Some reactions from the Danish press to the Oslo bombing/Utøya massacre:

  • Here’s your connection between the two episodes: As Jyllands-Posten reports, the Norwegian Prime Minister Jens Stoltenberg, who barely escaped injury in the capital, was scheduled today to be on Utøya to address the young people there at what was after all a summer camp run by the Labor Party, of which Stoltenberg is the head. (That article also has at the top a brief video giving a helicopter-view of the island itself – and of some swimmers desperately trying to get away from it.)
  • Another Danish mainstream paper, Berlingske, wields the obvious parallel: A Norwegian Timothy McVeigh. It quotes a few experts who maintain that the likelihood for violent incidents of this kind should have been apparent from extreme-right literature, imagining future race-wars and the like, that has been circulating in Scandinavia for a while. And it examines the alleged shooter’s social media trail and unearths his self-description as a conservative Christian fed up with the Norwegian Church’s hyper-modernism, wanting it to get “back to basics.” Right, back to Jesus and his disciples, presumably – a notorious gang of killers . . .
  • As for a Christian Danish paper, namely the Kristeligt Dagblad . . . well, they get it wrong. Very wrong. Their on-line article Here is why Norway became a target for terror, datelined today (Saturday, 23 June 2011), goes on and on about why Norway is logically a target for Muslim extremists, even as the caption to the picture up top mentions the arrest of “a 32-year-old strongly nationalistic man.” It’s hardly the only media outlet to fall into this trap – frankly, I was hearing a lot about “Muslim terror” on the BBC World Service during its initial coverage – but that’s no excuse. Don’t be surprised if the article is gone, or at least heavily modified, should you decide to click through to see it.

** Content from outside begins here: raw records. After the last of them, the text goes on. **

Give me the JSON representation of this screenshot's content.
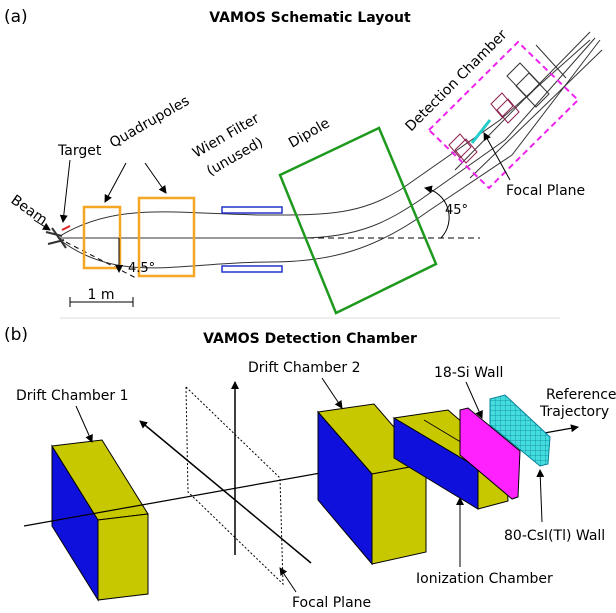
{
  "panel_a": {
    "tag": "(a)",
    "title": "VAMOS Schematic Layout",
    "labels": {
      "target": "Target",
      "quadrupoles": "Quadrupoles",
      "wien_line1": "Wien Filter",
      "wien_line2": "(unused)",
      "dipole": "Dipole",
      "detection_chamber": "Detection Chamber",
      "focal_plane": "Focal Plane",
      "beam": "Beam",
      "angle_small": "4.5°",
      "angle_large": "45°",
      "scale": "1 m"
    }
  },
  "panel_b": {
    "tag": "(b)",
    "title": "VAMOS Detection Chamber",
    "labels": {
      "drift_chamber_1": "Drift Chamber 1",
      "drift_chamber_2": "Drift Chamber 2",
      "si_wall": "18-Si Wall",
      "reference_line1": "Reference",
      "reference_line2": "Trajectory",
      "csi_wall": "80-CsI(Tl) Wall",
      "ionization_chamber": "Ionization Chamber",
      "focal_plane": "Focal Plane"
    }
  },
  "colors": {
    "quadrupole": "#f5a623",
    "dipole": "#1f9a1f",
    "wien": "#2233cc",
    "detection_box": "#ee22ee",
    "focal_plane_a": "#22cccc",
    "chamber_yellow": "#c8c800",
    "chamber_blue": "#1010dd",
    "si_wall": "#ff22ff",
    "csi_wall": "#44dddd"
  }
}
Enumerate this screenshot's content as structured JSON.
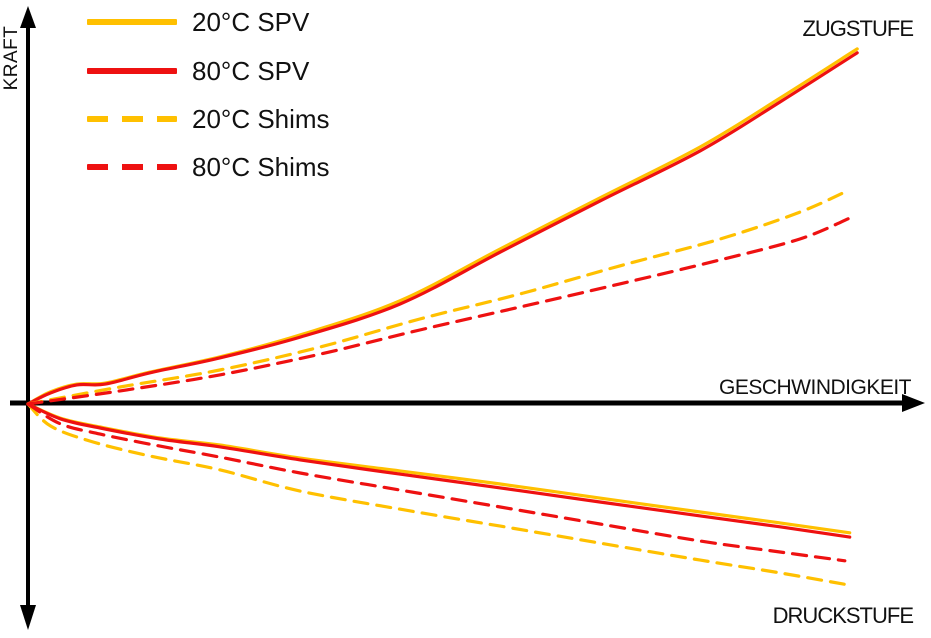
{
  "axes": {
    "x_label": "GESCHWINDIGKEIT",
    "y_label": "KRAFT",
    "axis_color": "#000000"
  },
  "annotations": {
    "top_right": "ZUGSTUFE",
    "bottom_right": "DRUCKSTUFE"
  },
  "colors": {
    "gold": "#FFC000",
    "red": "#EE1111",
    "text": "#111111"
  },
  "legend": {
    "items": [
      {
        "label": "20°C SPV",
        "color": "#FFC000",
        "style": "solid"
      },
      {
        "label": "80°C SPV",
        "color": "#EE1111",
        "style": "solid"
      },
      {
        "label": "20°C Shims",
        "color": "#FFC000",
        "style": "dashed"
      },
      {
        "label": "80°C Shims",
        "color": "#EE1111",
        "style": "dashed"
      }
    ]
  },
  "chart_data": {
    "type": "line",
    "title": "",
    "xlabel": "GESCHWINDIGKEIT",
    "ylabel": "KRAFT",
    "grid": false,
    "legend_position": "top-left",
    "x_axis": {
      "label": "GESCHWINDIGKEIT",
      "range": [
        -0.337,
        10.879
      ],
      "unit": "arbitrary velocity units"
    },
    "y_axis": {
      "label": "KRAFT",
      "range": [
        -0.661,
        1.141
      ],
      "unit": "normalized force (rebound positive, compression negative)"
    },
    "branches": {
      "positive": "ZUGSTUFE (rebound)",
      "negative": "DRUCKSTUFE (compression)"
    },
    "series": [
      {
        "name": "20°C SPV",
        "color": "#FFC000",
        "line_style": "solid",
        "zugstufe": [
          [
            0,
            0
          ],
          [
            0.27,
            0.034
          ],
          [
            0.59,
            0.056
          ],
          [
            0.93,
            0.059
          ],
          [
            1.47,
            0.09
          ],
          [
            2.31,
            0.133
          ],
          [
            3.28,
            0.195
          ],
          [
            4.48,
            0.291
          ],
          [
            5.69,
            0.438
          ],
          [
            6.89,
            0.582
          ],
          [
            8.1,
            0.726
          ],
          [
            9.06,
            0.864
          ],
          [
            9.99,
            1.003
          ]
        ],
        "druckstufe": [
          [
            0,
            0
          ],
          [
            0.39,
            -0.04
          ],
          [
            0.87,
            -0.065
          ],
          [
            1.59,
            -0.096
          ],
          [
            2.31,
            -0.116
          ],
          [
            3.28,
            -0.153
          ],
          [
            4.48,
            -0.189
          ],
          [
            5.69,
            -0.226
          ],
          [
            6.89,
            -0.266
          ],
          [
            8.1,
            -0.305
          ],
          [
            9.06,
            -0.336
          ],
          [
            9.9,
            -0.364
          ]
        ]
      },
      {
        "name": "80°C SPV",
        "color": "#EE1111",
        "line_style": "solid",
        "zugstufe": [
          [
            0,
            0
          ],
          [
            0.27,
            0.031
          ],
          [
            0.59,
            0.054
          ],
          [
            0.93,
            0.056
          ],
          [
            1.47,
            0.088
          ],
          [
            2.31,
            0.13
          ],
          [
            3.28,
            0.189
          ],
          [
            4.48,
            0.282
          ],
          [
            5.69,
            0.429
          ],
          [
            6.89,
            0.573
          ],
          [
            8.1,
            0.715
          ],
          [
            9.06,
            0.853
          ],
          [
            9.99,
            0.992
          ]
        ],
        "druckstufe": [
          [
            0,
            0
          ],
          [
            0.39,
            -0.042
          ],
          [
            0.87,
            -0.068
          ],
          [
            1.59,
            -0.099
          ],
          [
            2.31,
            -0.121
          ],
          [
            3.28,
            -0.158
          ],
          [
            4.48,
            -0.198
          ],
          [
            5.69,
            -0.237
          ],
          [
            6.89,
            -0.277
          ],
          [
            8.1,
            -0.316
          ],
          [
            9.06,
            -0.347
          ],
          [
            9.9,
            -0.376
          ]
        ]
      },
      {
        "name": "20°C Shims",
        "color": "#FFC000",
        "line_style": "dashed",
        "zugstufe": [
          [
            0,
            0
          ],
          [
            1.11,
            0.048
          ],
          [
            2.31,
            0.096
          ],
          [
            3.52,
            0.161
          ],
          [
            4.72,
            0.24
          ],
          [
            5.93,
            0.311
          ],
          [
            7.13,
            0.39
          ],
          [
            8.34,
            0.466
          ],
          [
            9.3,
            0.542
          ],
          [
            9.9,
            0.605
          ]
        ],
        "druckstufe": [
          [
            0,
            0
          ],
          [
            0.27,
            -0.062
          ],
          [
            0.75,
            -0.105
          ],
          [
            1.47,
            -0.147
          ],
          [
            2.31,
            -0.186
          ],
          [
            3.28,
            -0.246
          ],
          [
            4.48,
            -0.297
          ],
          [
            5.69,
            -0.345
          ],
          [
            6.89,
            -0.393
          ],
          [
            8.1,
            -0.441
          ],
          [
            9.06,
            -0.477
          ],
          [
            9.88,
            -0.511
          ]
        ]
      },
      {
        "name": "80°C Shims",
        "color": "#EE1111",
        "line_style": "dashed",
        "zugstufe": [
          [
            0,
            0
          ],
          [
            1.11,
            0.037
          ],
          [
            2.31,
            0.082
          ],
          [
            3.52,
            0.141
          ],
          [
            4.72,
            0.209
          ],
          [
            5.93,
            0.274
          ],
          [
            7.13,
            0.339
          ],
          [
            8.34,
            0.407
          ],
          [
            9.3,
            0.466
          ],
          [
            9.9,
            0.525
          ]
        ],
        "druckstufe": [
          [
            0,
            0
          ],
          [
            0.39,
            -0.056
          ],
          [
            0.87,
            -0.085
          ],
          [
            1.59,
            -0.119
          ],
          [
            2.31,
            -0.15
          ],
          [
            3.28,
            -0.195
          ],
          [
            4.48,
            -0.243
          ],
          [
            5.69,
            -0.291
          ],
          [
            6.89,
            -0.339
          ],
          [
            8.1,
            -0.387
          ],
          [
            9.06,
            -0.418
          ],
          [
            9.84,
            -0.443
          ]
        ]
      }
    ]
  }
}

Finally, back on a somewhat lighter note, Prince was actually supposed to play Oslo today and tomorrow, in concerts that had long been sold out, reports Berlingske. Obviously, those can’t go ahead just now, but these performances are merely postponed, not canceled, and also not by much: just two weeks to 2 & 3 August. The Purple One might well be advised to avoid Controversy and bring along no Chaos & Disorder.